Although doctors are important in getting and staying better, they are not the only way to stay healthy. It is very important for patients to take responsibility for their own lives and learn ways to recognize symptoms and treat them prior to having a full-blown episode.
Manic and depressive symptoms require different forms of care, but they both need to be treated. The Mental Health Foundation suggests taking control for both up and down moods. They feel it is important to monitor and pay careful attention to the decisions made during these times. When a person is bipolar, it is very important for them to avoid alcohol and other recreational drugs. Sleep is another important factor in the fight to stay healthy. Not getting enough sleep can mean the emergence of a manic episode, while sleeping too much can imply the presence a depressive episode.

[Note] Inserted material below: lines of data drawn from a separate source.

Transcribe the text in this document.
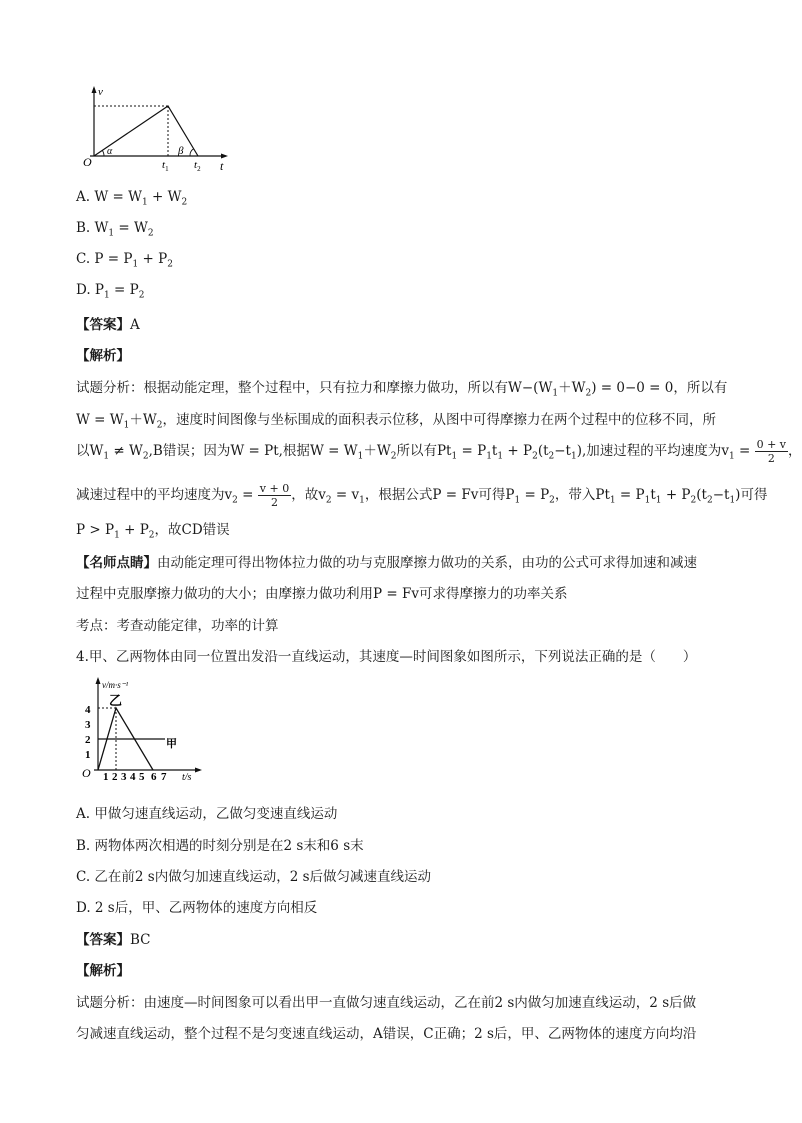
v
O
α	β
$t_1$ $t_2$ t
A. $W = W_1 + W_2$
B. $W_1 = W_2$
C. $P = P_1 + P_2$
D. $P_1 = P_2$
【答案】A
【解析】
试题分析：根据动能定理，整个过程中，只有拉力和摩擦力做功，所以有$W-(W_1+W_2) = 0-0 = 0$，所以有
$W = W_1+W_2$，速度时间图像与坐标围成的面积表示位移，从图中可得摩擦力在两个过程中的位移不同，所
以$W_1 \ne W_2,B$错误；因为W = Pt,根据$W = W_1+W_2$所以有$Pt_1 = P_1t_1 + P_2(t_2-t_1)$,加速过程的平均速度为$v_1 = \frac{0 + v}{2}$ ，
减速过程中的平均速度为$v_2 = \frac{v + 0}{2}$ ，故$v_2 = v_1$，根据公式P = Fv可得$P_1 = P_2$，带入$Pt_1 = P_1t_1 + P_2(t_2-t_1)$可得
$P > P_1 + P_2$，故CD错误
【名师点睛】由动能定理可得出物体拉力做的功与克服摩擦力做功的关系，由功的公式可求得加速和减速
过程中克服摩擦力做功的大小；由摩擦力做功利用P = Fv可求得摩擦力的功率关系
考点：考查动能定律，功率的计算
4.甲、乙两物体由同一位置出发沿一直线运动，其速度—时间图象如图所示，下列说法正确的是（　　）
v/m·s⁻¹
乙
甲
4
3
2
1
O 1 2 3 4 5 6 7 t/s
A. 甲做匀速直线运动，乙做匀变速直线运动
B. 两物体两次相遇的时刻分别是在2 s末和6 s末
C. 乙在前2 s内做匀加速直线运动，2 s后做匀减速直线运动
D. 2 s后，甲、乙两物体的速度方向相反
【答案】BC
【解析】
试题分析：由速度—时间图象可以看出甲一直做匀速直线运动，乙在前2 s内做匀加速直线运动，2 s后做
匀减速直线运动，整个过程不是匀变速直线运动，A错误，C正确；2 s后，甲、乙两物体的速度方向均沿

Staying in touch with friends and family also plays a major role in staying out of a depressive phase. When beginning to feel depressed, according to the Mental Health Foundation, one loses the ability to stay social, which can lead to even deeper depression. If a person does not stay social and cuts people out of his or her life, that individual ends up feeling more and more alone.
Because forms of psychosis may also accompany bipolar disorder, according to the National Institute of Mental Health, it is very important for a patient to learn to tell the difference between the delusions they believe to be true, such as the idea that "no one cares about me," from the reality, that those people do care. Without staying in touch with friends and family, it will only be harder to be able to tell the difference between delusion and reality.
Fehmi believes that stress-management is one of the most important aspects of treating bipolar disorder.
"Bipolar disorder is at least, in part, a stress related phenomenon," Fehmi said. "When techniques are used to treat physiology, symptoms diminish."
His method of treatment, which has had high success rates with patients, includes teaching people how to relate to the world in a way that makes them less stressed. When one section of a person's physiology relaxes, Fehmi believes their whole physiology relaxes, which leads to a healthy balances life.
Eliza explained that she sees a therapist and a psychiatrist regularly, which is a major help in stabilizing her life.
"It's hard with all the stress here at college, but I deal with it," she said.
Eliza also said that she tries to stay away from alcohol and drugs for the most part and when she starts to lose sleep she takes a sleeping pill.
"Sometimes I worry that I won't be able to deal with this forever," said Eliza. "It's hard with the medicine and then trying to relax when you are under so much pressure, but it's just something you learn to deal with when you have to."
For bipolar patients, it is very important that they regulate their life. Without recognizing they have a problem and learning to live with it, they could end up with worsening symptoms throughout their life, and, in the worst circumstance, committing suicide.
Proper treatment and care from a professional is essential, but home treatment is very important as well. When bipolar disorder is treated, it is not a scary thing. With two million people being treated for it yearly, it is being taken under control and those living with it are able to live healthy, normal lives.